When it was completed in 1951, the Hastings High Bridge replaced a spiral bridge that had been built in 1895. A spiral bridge was selected because local residents wanted the bridge to end in the downtown business district, rather than bypass it. Wagon drivers would get onto the bridge in downtown Hastings, make one complete circle on the spiral, and then cross the river.
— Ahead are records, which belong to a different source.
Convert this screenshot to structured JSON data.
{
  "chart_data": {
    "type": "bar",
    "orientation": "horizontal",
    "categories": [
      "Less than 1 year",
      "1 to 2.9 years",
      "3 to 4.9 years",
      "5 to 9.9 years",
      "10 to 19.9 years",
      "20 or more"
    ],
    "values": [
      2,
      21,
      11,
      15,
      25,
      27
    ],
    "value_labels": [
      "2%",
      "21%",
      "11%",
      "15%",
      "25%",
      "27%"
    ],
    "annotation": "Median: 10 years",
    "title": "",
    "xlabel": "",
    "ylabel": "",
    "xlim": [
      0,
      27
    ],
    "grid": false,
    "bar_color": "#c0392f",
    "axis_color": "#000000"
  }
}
This bridge served the community well for many years, but towards the end of its lifespan it was rusted and could only support a 4-ton load. School buses filled with children were too heavy to make the trip, so the children had to walk across the bridge while the driver drove the empty bus across.

There is some dispute over who originally conceived the idea of a spiral ramp to the bridge. The subject was debated in local newspapers in the 1940's. Engineer Oscar Claussen, grain elevator owner John C. Meloy, legislator Lawrence H. Johnson, and local inventor B.D Caldwell were all claimed to have conceived the idea.

The main span of the bridge was 380 feet long and had a vertical clearance of 55-feet above the high-water mark of the river. The south approach, connecting Silby street to the crossing, consisted of the 385-foot long spiral ramp and a straight 120-foot set of spans. The north approach included a single 120-foot span adjacent to the main span, and then twenty-one spans of 33 feet each. The bridge was built at a cost of $39,050.

A ferry operated by William Felton carried traffic across the river from 1854 until the spiral bridge opened. After the new bridge was built, the spiral bridge was given to the city, but they could not raise the necessary funds to maintain it. The old bridge was torn down, to the dismay of local residents who felt they had lost a city symbol.

A granite monument to the spiral bridge is displayed in Hastings near location of the old bridge. A replica of the bridge has been built and can be seen at the Little Log House Pioneer Village south of Hastings.